EnsembleSVM aims to be a valuable framework for algorithm prototyping. In this Section we will use short code examples to demonstrate how EnsembleSVM allows complex data analysis workflows to be defined and implemented with ease.

An important element of the library is its Pipeline concept, which models a highly generic data analysis workflow. In brief, a Pipeline is used to process a generic input a to a generic output b. The dimensions of a and b nor their types need to match.

The pipeline scheme is efficient: calling a pipeline involves one virtual lookup (regardless of its length) and a number of direct calls equal to its length. The length of a pipeline is the number of BasicBlocks it concatenates.

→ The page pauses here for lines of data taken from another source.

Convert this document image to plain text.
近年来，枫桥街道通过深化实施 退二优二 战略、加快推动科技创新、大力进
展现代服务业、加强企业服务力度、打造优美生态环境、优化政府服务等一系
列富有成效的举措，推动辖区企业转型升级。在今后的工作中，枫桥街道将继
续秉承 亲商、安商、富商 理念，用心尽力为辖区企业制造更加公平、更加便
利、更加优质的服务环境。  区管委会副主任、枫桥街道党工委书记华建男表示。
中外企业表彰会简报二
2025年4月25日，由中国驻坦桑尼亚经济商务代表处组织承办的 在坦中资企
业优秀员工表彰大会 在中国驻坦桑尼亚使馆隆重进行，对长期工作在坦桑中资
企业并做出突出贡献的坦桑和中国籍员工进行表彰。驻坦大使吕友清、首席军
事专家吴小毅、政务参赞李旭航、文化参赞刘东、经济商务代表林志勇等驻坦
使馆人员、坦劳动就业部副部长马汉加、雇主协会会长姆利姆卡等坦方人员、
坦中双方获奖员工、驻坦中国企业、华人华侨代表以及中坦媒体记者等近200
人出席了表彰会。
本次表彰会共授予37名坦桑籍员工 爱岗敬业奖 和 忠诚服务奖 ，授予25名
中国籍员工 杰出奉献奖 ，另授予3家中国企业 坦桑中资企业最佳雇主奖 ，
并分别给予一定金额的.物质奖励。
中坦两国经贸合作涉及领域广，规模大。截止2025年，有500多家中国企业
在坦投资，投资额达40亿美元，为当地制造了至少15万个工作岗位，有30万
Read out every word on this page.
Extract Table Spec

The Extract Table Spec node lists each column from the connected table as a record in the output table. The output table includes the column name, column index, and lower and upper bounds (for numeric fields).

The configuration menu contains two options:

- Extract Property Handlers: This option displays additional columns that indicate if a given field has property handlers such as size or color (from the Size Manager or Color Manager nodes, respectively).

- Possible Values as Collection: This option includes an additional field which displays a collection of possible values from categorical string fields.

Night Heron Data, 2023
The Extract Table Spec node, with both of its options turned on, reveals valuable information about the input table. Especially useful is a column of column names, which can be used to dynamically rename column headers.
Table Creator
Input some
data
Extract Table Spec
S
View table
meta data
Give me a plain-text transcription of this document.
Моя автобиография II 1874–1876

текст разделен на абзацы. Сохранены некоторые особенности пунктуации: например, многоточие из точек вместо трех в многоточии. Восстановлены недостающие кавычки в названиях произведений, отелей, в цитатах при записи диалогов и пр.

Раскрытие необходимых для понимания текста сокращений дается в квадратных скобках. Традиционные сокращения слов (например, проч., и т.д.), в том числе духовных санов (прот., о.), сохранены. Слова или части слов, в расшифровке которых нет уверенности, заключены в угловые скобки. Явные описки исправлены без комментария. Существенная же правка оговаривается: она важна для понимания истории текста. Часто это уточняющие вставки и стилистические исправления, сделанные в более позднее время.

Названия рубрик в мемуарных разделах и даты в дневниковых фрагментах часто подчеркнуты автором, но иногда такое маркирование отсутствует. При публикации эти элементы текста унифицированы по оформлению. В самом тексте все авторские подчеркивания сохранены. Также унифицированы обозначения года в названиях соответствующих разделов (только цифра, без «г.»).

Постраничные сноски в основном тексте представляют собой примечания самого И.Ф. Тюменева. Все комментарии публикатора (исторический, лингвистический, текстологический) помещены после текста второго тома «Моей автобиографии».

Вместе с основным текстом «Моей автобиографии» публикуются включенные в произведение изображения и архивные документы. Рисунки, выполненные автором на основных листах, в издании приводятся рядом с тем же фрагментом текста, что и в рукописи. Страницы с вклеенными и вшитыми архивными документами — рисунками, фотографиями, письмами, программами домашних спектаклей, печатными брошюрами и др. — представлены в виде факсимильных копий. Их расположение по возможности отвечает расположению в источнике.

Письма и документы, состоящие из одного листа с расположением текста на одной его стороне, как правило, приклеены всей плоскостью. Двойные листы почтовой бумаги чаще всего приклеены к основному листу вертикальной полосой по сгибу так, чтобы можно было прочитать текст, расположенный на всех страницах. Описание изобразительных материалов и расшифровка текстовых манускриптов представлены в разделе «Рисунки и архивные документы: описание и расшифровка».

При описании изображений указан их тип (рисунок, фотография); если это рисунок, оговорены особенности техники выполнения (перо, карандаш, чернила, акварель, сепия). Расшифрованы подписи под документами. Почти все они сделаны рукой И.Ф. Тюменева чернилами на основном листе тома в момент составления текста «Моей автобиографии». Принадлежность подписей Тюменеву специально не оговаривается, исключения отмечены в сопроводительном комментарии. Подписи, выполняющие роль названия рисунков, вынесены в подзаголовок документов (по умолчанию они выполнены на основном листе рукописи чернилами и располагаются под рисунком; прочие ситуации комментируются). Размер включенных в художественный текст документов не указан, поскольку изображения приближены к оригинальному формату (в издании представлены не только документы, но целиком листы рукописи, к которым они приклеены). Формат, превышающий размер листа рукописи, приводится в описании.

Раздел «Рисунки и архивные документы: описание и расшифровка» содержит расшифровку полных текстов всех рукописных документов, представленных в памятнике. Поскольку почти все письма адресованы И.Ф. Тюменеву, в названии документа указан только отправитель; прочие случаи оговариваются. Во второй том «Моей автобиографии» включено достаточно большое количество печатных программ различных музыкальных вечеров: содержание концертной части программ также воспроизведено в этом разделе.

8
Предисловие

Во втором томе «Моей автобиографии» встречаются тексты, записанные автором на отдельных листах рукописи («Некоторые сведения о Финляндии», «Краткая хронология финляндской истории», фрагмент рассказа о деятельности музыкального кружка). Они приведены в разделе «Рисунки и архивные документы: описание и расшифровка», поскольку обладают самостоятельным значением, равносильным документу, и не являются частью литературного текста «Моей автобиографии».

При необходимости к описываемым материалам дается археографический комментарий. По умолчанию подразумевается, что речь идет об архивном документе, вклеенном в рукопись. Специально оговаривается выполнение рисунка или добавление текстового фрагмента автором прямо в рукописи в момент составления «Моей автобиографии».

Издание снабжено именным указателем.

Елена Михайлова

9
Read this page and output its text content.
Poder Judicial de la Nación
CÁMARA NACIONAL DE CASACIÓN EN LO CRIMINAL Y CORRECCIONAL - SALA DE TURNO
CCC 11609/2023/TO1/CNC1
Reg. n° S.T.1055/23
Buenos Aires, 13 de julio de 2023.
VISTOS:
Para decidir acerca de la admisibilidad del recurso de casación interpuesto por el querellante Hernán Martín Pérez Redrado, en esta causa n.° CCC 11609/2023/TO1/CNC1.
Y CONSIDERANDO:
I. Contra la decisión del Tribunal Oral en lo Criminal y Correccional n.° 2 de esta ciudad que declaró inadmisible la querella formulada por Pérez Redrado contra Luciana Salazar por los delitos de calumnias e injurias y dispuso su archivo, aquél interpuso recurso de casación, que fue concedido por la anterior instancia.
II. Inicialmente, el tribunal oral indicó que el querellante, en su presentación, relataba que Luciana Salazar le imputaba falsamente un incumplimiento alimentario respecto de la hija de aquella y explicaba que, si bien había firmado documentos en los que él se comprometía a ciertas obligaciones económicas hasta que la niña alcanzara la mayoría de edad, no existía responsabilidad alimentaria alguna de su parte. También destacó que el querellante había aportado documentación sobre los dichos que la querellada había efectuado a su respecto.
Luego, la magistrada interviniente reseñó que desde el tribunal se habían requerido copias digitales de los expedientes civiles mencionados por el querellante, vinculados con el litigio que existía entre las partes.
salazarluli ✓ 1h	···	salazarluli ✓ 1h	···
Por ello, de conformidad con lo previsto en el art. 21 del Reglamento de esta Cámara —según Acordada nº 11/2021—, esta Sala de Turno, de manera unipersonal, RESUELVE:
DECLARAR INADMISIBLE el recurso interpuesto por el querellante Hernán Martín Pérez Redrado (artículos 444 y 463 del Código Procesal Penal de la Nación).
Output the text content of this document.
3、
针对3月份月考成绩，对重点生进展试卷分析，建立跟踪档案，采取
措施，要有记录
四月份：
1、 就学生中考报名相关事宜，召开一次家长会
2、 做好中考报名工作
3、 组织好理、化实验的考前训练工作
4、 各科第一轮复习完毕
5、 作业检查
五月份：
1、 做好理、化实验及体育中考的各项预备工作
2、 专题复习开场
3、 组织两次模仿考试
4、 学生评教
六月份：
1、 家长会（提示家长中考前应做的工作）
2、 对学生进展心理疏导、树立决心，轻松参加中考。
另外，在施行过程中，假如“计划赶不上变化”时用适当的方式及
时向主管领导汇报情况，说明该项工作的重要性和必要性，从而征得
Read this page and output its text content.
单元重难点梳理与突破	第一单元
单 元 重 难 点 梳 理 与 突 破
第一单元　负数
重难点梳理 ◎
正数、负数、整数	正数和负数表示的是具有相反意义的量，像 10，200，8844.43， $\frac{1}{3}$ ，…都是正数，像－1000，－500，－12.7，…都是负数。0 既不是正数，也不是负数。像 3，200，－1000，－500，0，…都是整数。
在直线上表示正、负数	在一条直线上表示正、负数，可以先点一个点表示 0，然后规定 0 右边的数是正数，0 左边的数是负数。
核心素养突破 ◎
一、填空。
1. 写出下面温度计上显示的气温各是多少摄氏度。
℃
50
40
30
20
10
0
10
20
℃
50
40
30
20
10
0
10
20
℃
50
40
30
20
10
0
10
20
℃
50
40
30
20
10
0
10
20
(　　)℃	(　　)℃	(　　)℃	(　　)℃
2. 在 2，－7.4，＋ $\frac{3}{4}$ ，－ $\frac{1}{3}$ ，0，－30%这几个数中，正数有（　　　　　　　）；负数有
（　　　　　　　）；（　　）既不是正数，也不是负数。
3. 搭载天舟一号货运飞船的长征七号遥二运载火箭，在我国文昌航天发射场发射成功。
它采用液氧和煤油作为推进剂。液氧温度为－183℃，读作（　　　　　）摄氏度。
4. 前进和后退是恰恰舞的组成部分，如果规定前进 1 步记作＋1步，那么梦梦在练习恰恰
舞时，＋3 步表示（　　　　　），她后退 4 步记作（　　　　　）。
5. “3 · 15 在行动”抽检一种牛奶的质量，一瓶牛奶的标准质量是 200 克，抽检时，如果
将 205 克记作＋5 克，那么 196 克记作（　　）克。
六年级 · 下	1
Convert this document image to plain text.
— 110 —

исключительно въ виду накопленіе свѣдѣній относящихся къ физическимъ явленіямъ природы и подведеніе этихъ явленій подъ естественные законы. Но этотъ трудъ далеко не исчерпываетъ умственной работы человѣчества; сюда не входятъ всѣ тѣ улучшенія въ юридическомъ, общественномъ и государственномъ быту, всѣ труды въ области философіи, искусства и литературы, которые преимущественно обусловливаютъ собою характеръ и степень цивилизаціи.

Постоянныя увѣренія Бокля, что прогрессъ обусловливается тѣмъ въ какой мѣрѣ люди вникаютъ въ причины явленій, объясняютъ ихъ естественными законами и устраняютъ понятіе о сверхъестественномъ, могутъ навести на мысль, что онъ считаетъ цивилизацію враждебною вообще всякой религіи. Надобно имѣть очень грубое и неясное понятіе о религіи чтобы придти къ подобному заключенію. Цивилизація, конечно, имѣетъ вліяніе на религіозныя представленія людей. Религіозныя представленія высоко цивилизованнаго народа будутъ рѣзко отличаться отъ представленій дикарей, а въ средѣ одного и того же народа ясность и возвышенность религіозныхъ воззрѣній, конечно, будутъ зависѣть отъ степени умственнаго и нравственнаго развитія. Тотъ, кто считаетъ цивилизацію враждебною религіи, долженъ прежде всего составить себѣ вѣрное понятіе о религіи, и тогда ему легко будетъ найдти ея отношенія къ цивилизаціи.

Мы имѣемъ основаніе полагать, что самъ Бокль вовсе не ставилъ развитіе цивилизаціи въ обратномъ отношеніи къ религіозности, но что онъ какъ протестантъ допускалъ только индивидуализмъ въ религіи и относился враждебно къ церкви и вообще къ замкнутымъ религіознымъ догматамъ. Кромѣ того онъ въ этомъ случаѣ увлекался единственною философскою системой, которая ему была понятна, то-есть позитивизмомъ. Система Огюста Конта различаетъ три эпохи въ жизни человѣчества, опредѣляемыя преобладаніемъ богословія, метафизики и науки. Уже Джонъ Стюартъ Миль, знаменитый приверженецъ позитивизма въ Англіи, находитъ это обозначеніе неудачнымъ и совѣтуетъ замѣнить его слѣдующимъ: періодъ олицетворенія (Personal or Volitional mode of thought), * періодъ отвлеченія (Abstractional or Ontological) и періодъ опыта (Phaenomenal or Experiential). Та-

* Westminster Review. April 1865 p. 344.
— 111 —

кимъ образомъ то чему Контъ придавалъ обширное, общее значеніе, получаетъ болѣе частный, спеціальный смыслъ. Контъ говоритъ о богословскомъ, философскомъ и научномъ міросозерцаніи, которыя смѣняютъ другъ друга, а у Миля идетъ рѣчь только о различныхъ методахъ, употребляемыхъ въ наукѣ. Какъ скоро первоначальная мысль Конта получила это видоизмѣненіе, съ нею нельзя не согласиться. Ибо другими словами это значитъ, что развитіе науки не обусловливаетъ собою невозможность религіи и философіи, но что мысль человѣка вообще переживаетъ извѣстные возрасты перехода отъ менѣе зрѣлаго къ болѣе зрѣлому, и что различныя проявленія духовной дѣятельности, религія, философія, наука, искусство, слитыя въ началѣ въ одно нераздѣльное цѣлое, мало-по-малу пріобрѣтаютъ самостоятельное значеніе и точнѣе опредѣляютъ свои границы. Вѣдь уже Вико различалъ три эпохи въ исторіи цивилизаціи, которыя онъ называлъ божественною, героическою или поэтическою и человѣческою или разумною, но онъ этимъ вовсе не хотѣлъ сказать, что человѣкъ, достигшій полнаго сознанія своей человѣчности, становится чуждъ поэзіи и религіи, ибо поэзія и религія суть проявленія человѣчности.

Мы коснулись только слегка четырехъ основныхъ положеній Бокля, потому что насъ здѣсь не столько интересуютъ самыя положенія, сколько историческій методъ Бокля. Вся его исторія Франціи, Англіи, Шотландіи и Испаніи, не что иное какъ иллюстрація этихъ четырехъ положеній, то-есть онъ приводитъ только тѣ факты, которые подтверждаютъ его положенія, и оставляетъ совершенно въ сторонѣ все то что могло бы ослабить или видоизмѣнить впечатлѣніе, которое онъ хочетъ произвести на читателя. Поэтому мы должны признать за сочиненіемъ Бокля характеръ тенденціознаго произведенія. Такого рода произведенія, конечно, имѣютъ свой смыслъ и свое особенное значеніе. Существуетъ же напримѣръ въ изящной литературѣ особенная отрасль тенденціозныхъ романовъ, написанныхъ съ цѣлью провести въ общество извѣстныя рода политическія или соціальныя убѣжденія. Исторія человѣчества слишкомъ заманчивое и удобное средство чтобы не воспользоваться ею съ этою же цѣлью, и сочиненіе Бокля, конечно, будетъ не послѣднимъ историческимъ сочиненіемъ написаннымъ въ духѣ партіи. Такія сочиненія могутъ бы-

EnsembleSVM uses pipelines as a flexible framework to define data analysis workflows. In particular, the pipeline scheme is very useful to define and implement aggregation schemes.

Implementation

In C++ terminology, a Pipeline is a single-argument functor whose interface is defined by the following template:

template <typename Res , typename Arg>
struct Pipeline<Res(Arg)>{
Res operator()(Arg&& input ) const ;
};

The important aspect of pipelines is that they can be concatenated with ease. The design of pipelines is inspired by the decorator pattern, though it is much more involved. Pipeline concatenation necessitates creating a new type, because the signature of the resulting functor may be entirely new. Consider the following code fragment (we simplify the code here):

Pipeline<double(std::vector<double>)> bar=...;
Pipeline<int(double)> foo=...;
Pipeline<int(std::vector<double>)> quux = foo(bar);

In the remainder of this page, we will go more into detail on how to construct, concatenate and use pipelines within our framework. In brief, we provide the following functionality for pipelines:

  • appropriate typedefs, including argument_type and result_type
  • a set of basic pipeline elements, which offer a lot of flexibility to define common machine learning data processing schemes
  • helpful macros to implement your own pipelines and/or make new concatenations
  • automatic serialization and deserialization, transparant to the user
  • factories to facilitate concatenation (the true types can become extremely long)

Due to their templated and potentially nested nature, serialization and deserialization of pipelines is not trivial since C++ lacks dynamic typing. To solve this problem, we make a distinction between building blocks for pipelines and 'complete' pipelines that require serialization and deserialization.

We don't foresee users to derive directly from the templated Pipeline class. Instead, it has two major derived types, with distinct features and requirements:

  1. BasicBlock: a templated functor which implements some elementary operation. These can be concatenated and used to form entirely new processing schemes.

  2. MultistagePipe: a non-templated functor, built from a sequence of Pipeline objects (typically BasicBlocks). MultistagePipe objects have fully automated serialization and deserialization capabilities.

Inner workings of the Pipeline framework

This section serves as a guideline to pipeline/core.hpp.

The internal implementation involves a reasonable amount of template metaprogramming and makes heavy use of SFINAE and duck typing. Users are shielded from this inner complexity as much as possible, so I will only briefly discuss how things work and why.